Strengths and Limitations of the Study
The strengths of this study include the unselected character of our population of ICU patients; the multicenter design involving 11 ICUs, which enhances the generalizability of our findings; the fact that all of the patients were studied at given and comparable time points; the use of EAdi as a gold standard to measure neural inspiratory time; and the analysis of the recordings by two investigators to minimize bias. Limitations include the high expertise in mechanical ventilation of most participating centers and the fact that half of the patients were ventilated with the NAVA mode. The fact that asynchrony was quantified at four given time points rather than over the whole weaning phase is also a limitation, which we have discussed previously. Finally, the sample size was not calculated a priori.

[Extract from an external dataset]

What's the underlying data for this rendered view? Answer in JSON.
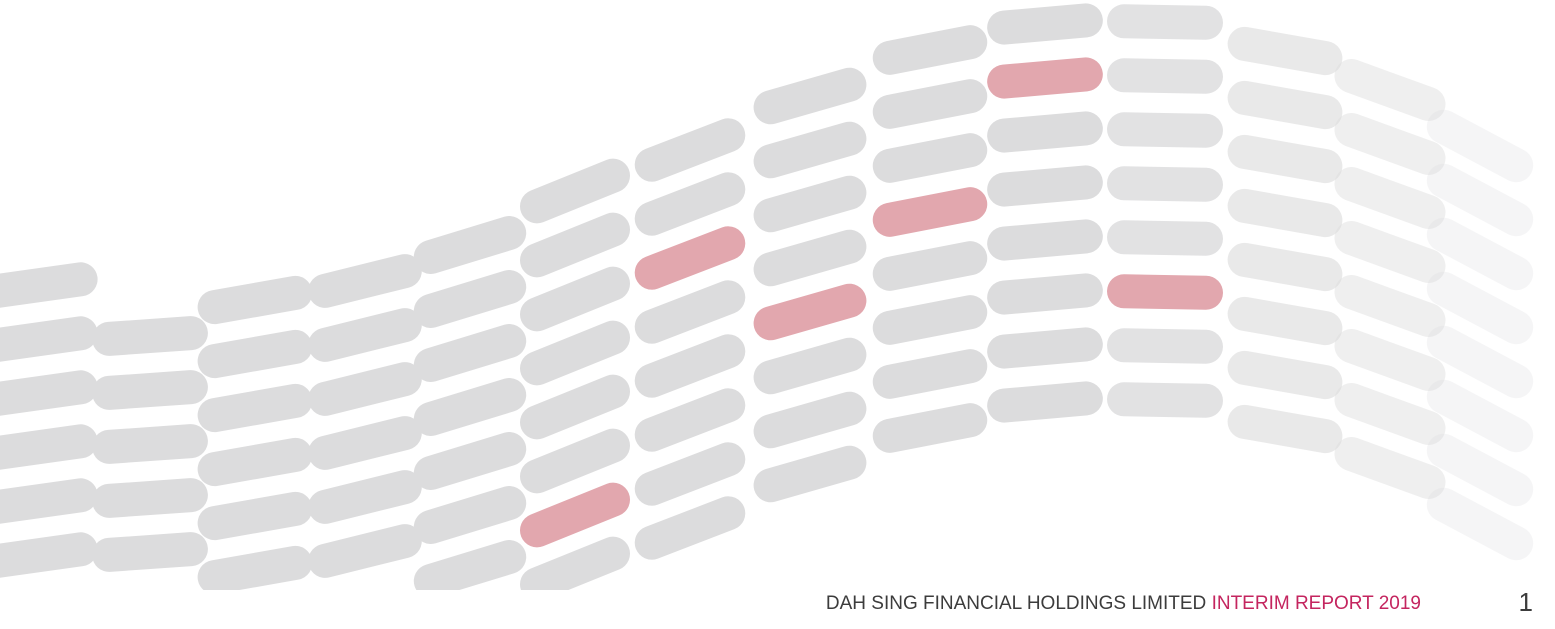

In some circumstances, namely the very specific early phase of weaning in patients receiving a partial ventilatory mode, patient–ventilator asynchrony quantified in four 20-min recording periods is not associated with adverse clinical outcome, even when taking into account the use of two detection methods. As reported previously, the detection of asynchrony using the EAdi signal was more sensitive than when based on the flow-and-pressure recordings. At this specific moment, our prevalence of patient ventilator asynchrony may be very low and varies according to the definitions and methods used for detection.
This study is an investigator-initiated trial that received financial support from Maquet (Orléans, France).
Dr. Demoule has signed research contracts with Covidien (Dublin, Ireland), Maquet (Orléans, France), and Philips (Amsterdam, The Netherlands); he has also received personal fees from Covidien, Maquet, Resmed (San Diego, California), Fisher and Paykel (Auckland, New Zealand), and MSD (Kenilworth, New Jersey). Dr. Similowski belongs to the board of a research association that has received, over the past 10 yr, unrestricted research grants from Maquet, Hamilton (Bonaduz, Switzerland), Covidien, and Philips; he is the head of a research unit (UMRS 1158) that has signed research contracts with Air Liquide Medical Systems (Anthony, France); he declares no personal conflict of interest with mechanical ventilation firms; he has received personal fees from Lung-pacer (diaphragm pacing in the intensive care unit; Burnaby, Canada); he is listed as inventor or coinventor on several patents, granted or pending, describing a brain–ventilator interface. The other authors declare no competing interests.